In the months following the blog posts’ publications, Johnson spoke with Carey’s employers at DNR and other officers about Carey as well as attempted to discredit him as a witness in a federal trial over the distribution of prize money at the 2016 White Marlin Open, culminating in a public Facebook post attacking Carey’s integrity, the lawsuit states.

“I think that in an ideal world, there would be no social media,” said Carey’s attorney, Robin R. Cockey of Cockey, Brennan & Maloney PC in Salisbury. “If I could pick my one lawyer’s wish for the world, it would be that there would be no Facebook, no Instagram (and) that people would just lay off this stuff, because it has turned into a fertile source for litigation.”

As a result of Johnson’s actions, Carey’s license to carry a firearm as a retired officer was revoked soon after he was certified. The captain handling the application made reference to confidential information about his employment with MNRP, which indicated he and Johnson spoke about him, according to the complaint.

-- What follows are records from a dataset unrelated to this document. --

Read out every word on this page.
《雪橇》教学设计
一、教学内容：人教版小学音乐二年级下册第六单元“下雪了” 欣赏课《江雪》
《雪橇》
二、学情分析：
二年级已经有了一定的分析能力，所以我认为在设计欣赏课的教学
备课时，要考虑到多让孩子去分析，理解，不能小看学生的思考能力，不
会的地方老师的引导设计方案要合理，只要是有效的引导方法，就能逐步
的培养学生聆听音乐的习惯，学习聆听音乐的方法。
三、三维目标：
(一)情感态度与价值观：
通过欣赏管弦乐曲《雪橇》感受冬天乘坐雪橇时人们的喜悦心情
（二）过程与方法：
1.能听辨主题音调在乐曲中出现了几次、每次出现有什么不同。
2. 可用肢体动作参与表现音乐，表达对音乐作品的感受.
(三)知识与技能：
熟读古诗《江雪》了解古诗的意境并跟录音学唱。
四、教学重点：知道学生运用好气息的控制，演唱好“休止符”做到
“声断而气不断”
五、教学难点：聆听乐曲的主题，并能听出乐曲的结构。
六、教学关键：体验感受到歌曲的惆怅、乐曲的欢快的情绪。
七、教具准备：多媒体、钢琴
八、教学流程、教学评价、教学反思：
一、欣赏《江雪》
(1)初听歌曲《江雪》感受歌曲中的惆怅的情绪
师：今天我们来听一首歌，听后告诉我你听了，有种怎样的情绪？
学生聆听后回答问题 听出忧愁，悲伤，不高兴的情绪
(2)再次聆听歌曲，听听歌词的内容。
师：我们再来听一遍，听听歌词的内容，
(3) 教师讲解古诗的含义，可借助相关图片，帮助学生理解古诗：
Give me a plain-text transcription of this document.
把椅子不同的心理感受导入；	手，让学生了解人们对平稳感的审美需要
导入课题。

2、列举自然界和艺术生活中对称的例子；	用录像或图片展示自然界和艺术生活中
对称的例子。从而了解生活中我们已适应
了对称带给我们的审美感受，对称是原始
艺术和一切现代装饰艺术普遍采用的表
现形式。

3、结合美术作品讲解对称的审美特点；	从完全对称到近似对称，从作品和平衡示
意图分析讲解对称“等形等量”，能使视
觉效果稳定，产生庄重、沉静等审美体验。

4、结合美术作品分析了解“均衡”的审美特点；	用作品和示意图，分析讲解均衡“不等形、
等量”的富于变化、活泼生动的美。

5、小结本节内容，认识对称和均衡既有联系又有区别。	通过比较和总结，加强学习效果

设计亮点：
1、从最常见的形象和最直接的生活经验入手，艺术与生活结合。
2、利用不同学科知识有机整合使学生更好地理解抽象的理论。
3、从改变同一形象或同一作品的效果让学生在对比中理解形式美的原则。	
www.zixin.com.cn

Around that time, Carey also was preparing to testify as an expert witness in the White Marlin Open case. Carey administered the post-tournament polygraph tests, and Johnson emailed him in May asking about the timing of the trial.

The trial was the subject of a post on Salisbury News, and an anonymous commenter claimed one of the polygraph examiners had “a less than stellar background and lacks integrity,” according to the complaint. Previously, an anonymous email was sent to the plaintiff’s legal team claiming to have “derogatory information” about Carey.

After Carey testified without incident, Johnson wrote on the White Marlin Open Facebook page that Carey “has the integrity of a lifer on death row,” according to the complaint.

Carey was fired by the DNR deputy secretary in without explanation and before his contract was set to expire, the complaint states. He alleges his firing was free speech retaliation for something done on his own time that did not interfere with the workplace, and Johnson and a second captain “used the prestige of their office to bring about Mr. Carey’s termination,” the lawsuit states.

Carey also alleges Johnson defamed him on the White Marlin Open Facebook page with the intent to injure his career.

A spokeswoman for the Maryland Office of the Attorney General declined to comment on the lawsuit Monday because it had not yet been received by attorneys.

The case is Norris Paul Carey Jr. v. Maryland Natural Resources Police et al., 1:18cv00162.